Handelingen voor overdracht van afstandsbediening naar lokale bediening:
  1. Stel vast welk installatiedeel overgedragen wordt;
  2. Bedieningsdeskundige schakelt de over te dragen installatie uit;
  3. Draag conform de instructie de bediening over naar lokale bediening.

Handelingen voor de overdracht van lokale bediening naar afstandsbediening:
  4. Maak de installatie in uitgeschakelde toestand weer bedrijfsvaardig;
  5. Draag conform de instructie de bediening over naar afstandsbediening;
  6. De bedieningsdeskundige schakelt het installatiedeel in de normale bedrijfsstand.

TOELICHTING

Handelingen vóór aanvang van de werkzaamheden:

1. Installatiedeel
Bepaal aan de hand van de verstrekte informatie (werkopdracht of storingsmelding) en eventuele tekeningen nauwkeurig waar en welk deel van de installatie overgedragen moet worden.

2. Uitschakelen
Installaties opgenomen in de centrale besturingsinstallatie worden door de bedieningsdeskundige uitgeschakeld, indien mogelijk gescheiden en geblokkeerd tegen opnieuw inschakeling. Telefonisch of met radiocommunicatie en conform de communicatieprocedure deelt de bedieningsdeskundige aan de functionaris ter plaatse mee welke schakelaars uitgeschakeld zijn en welk installatiedeel afgeschakeld is.

3. Overdragen
Telefonisch of met radiocommunicatie en conform de communicatieprocedure deelt de bedieningsdeskundige aan de functionaris ter plaatse mee welk installatiedeel overgedragen wordt voor lokale bediening.

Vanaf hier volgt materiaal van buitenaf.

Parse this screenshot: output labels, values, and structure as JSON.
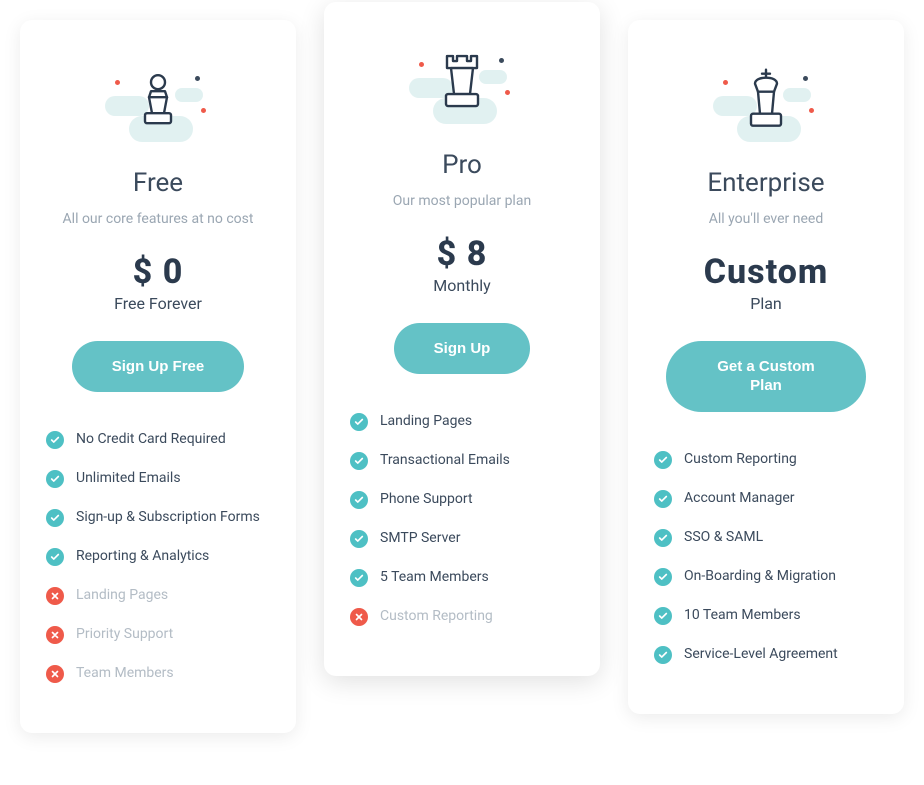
{
  "colors": {
    "accent": "#64c2c6",
    "ok_badge": "#4ec0c4",
    "no_badge": "#ef5a4a",
    "text_primary": "#3b4a5c",
    "text_muted": "#9aa6b2",
    "card_bg": "#ffffff"
  },
  "plans": [
    {
      "key": "free",
      "icon": "pawn",
      "name": "Free",
      "tagline": "All our core features at no cost",
      "price": "$ 0",
      "price_sub": "Free Forever",
      "cta": "Sign Up Free",
      "featured": false,
      "features": [
        {
          "label": "No Credit Card Required",
          "included": true
        },
        {
          "label": "Unlimited Emails",
          "included": true
        },
        {
          "label": "Sign-up & Subscription Forms",
          "included": true
        },
        {
          "label": "Reporting & Analytics",
          "included": true
        },
        {
          "label": "Landing Pages",
          "included": false
        },
        {
          "label": "Priority Support",
          "included": false
        },
        {
          "label": "Team Members",
          "included": false
        }
      ]
    },
    {
      "key": "pro",
      "icon": "rook",
      "name": "Pro",
      "tagline": "Our most popular plan",
      "price": "$ 8",
      "price_sub": "Monthly",
      "cta": "Sign Up",
      "featured": true,
      "features": [
        {
          "label": "Landing Pages",
          "included": true
        },
        {
          "label": "Transactional Emails",
          "included": true
        },
        {
          "label": "Phone Support",
          "included": true
        },
        {
          "label": "SMTP Server",
          "included": true
        },
        {
          "label": "5 Team Members",
          "included": true
        },
        {
          "label": "Custom Reporting",
          "included": false
        }
      ]
    },
    {
      "key": "enterprise",
      "icon": "king",
      "name": "Enterprise",
      "tagline": "All you'll ever need",
      "price": "Custom",
      "price_sub": "Plan",
      "cta": "Get a Custom Plan",
      "featured": false,
      "features": [
        {
          "label": "Custom Reporting",
          "included": true
        },
        {
          "label": "Account Manager",
          "included": true
        },
        {
          "label": "SSO & SAML",
          "included": true
        },
        {
          "label": "On-Boarding & Migration",
          "included": true
        },
        {
          "label": "10 Team Members",
          "included": true
        },
        {
          "label": "Service-Level Agreement",
          "included": true
        }
      ]
    }
  ]
}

Handelingen voor de overdracht van lokale bediening naar afstandsbediening:

4. Bedrijfsvaardig maken
Verwijder alle kortsluiters en test en beproef de installatie voor zover nodig. Zet schakelaars die niet zijn opgenomen in de centrale besturingsinstallatie in de normale toestand. Verwijder handmatige blokkeringen.

5. Overdragen
Telefonisch of met radiocommunicatie en conform de communicatieprocedure deelt de functionaris ter plaatse aan de bedieningsdeskundige mee wat de stand van schakelaars die niet zijn opgenomen in de centrale besturingsinstallatie is en welk installatiedeel overgedragen wordt voor afstandsbediening.

6. Inschakelen
De bedieningsdeskundige schakelt het overgedragen installatiedeel in de gewenste toestand.